Is the world not done with this far, far-right thinking? We know where it ends—world war, millenarianism. Might the world deserve to know where this once promising, bright-minded but flawed nation, the only democratic nation in the region, is headed unless there is a dramatic change of course? Is what was once an oasis of innovation and freethinking now in hock to a fundamentalism as blunt as a machete?
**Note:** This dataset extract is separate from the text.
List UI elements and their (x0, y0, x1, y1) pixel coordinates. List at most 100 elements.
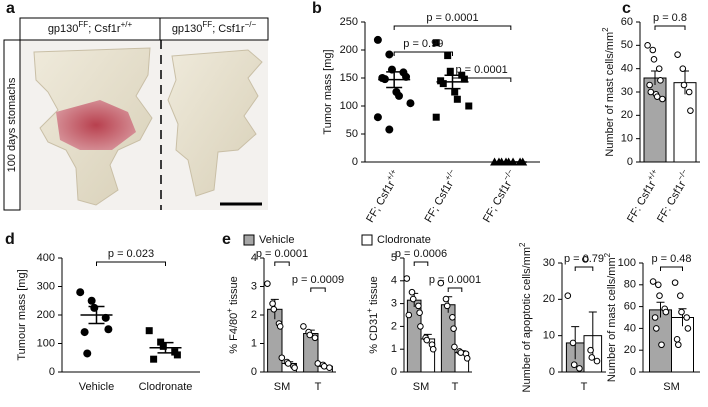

Are Israelis really ready to let Benjamin Netanyahu do to Israel what its enemies have failed to achieve over the past 77 years, and disappear it from membership in a community of nations built around even a flawed decency?
As someone who has long believed in Israel’s right to exist and supported a two-state solution, I want to make clear—to anyone who cares to listen—our band’s condemnation of Netanyahu’s immoral actions and to join all who have called for a cessation of hostilities on both sides.
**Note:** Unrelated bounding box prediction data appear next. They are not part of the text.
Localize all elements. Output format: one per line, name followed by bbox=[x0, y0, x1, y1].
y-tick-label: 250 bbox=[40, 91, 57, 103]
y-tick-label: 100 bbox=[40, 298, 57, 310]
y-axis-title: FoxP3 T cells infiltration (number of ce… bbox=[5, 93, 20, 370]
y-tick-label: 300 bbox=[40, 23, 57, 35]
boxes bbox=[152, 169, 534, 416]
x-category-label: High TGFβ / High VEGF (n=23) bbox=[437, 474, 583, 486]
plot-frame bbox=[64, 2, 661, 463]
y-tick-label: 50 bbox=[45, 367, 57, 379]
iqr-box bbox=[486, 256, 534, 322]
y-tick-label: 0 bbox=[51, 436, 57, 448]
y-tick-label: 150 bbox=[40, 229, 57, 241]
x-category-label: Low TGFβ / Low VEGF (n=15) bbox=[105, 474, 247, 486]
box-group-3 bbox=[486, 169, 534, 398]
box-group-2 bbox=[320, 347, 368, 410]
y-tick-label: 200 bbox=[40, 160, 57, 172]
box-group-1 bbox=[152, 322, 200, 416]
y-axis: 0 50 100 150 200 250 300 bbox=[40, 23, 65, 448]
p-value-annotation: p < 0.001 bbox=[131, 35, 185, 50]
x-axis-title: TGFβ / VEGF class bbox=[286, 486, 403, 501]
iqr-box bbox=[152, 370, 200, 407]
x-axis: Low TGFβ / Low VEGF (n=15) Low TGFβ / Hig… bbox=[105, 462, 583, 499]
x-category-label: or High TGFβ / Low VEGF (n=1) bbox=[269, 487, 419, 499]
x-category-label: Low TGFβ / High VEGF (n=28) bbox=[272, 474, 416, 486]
If you will not listen to Irish voices, then please, please, please stop and listen to Jewish ones—from the high-mindedness of Rabbi Sharon Brous to the tearful comedy of the Grody-Patinkin family—who fear the damage to Judaism, as well as to Israel’s neighbors. Listen to the more than 100,000 Israelis who protested in Tel Aviv this week for an end to the war. Listen to the hundreds of retired Israeli generals and intelligence leaders who say that Netanyahu has gone too far.
Our band stands in solidarity with the people of Palestine who truly seek a path to peace and coexistence with Israel and with their rightful and legitimate demand for statehood. We stand in solidarity with the remaining Israeli hostages and plead that someone rational negotiate their release—maybe someone like the imprisoned Marwan Barghouti, whom a former head of the Mossad, Efraim Halevy, described as “probably the most sane and the most qualified person” to lead the Palestinians
Our band has pledged to contribute our support by donating to Medical Aid for Palestinians. We urge Israelis, the majority of whom did not vote for Netanyahu, to demand unfettered access by professionals to deliver the crucial care needed throughout Gaza and the West Bank that they best know how to distribute, and to let enough trucks through. It will take more than 100 trucks a day to seriously address the need—more like 600—but the flooding of humanitarian aid will also undercut the black marketeering that has benefited Hamas.
Wiser heads than mine will have a view of how best to accomplish this, but surely the hostages and Gazans alike deserve a different approach—and quick.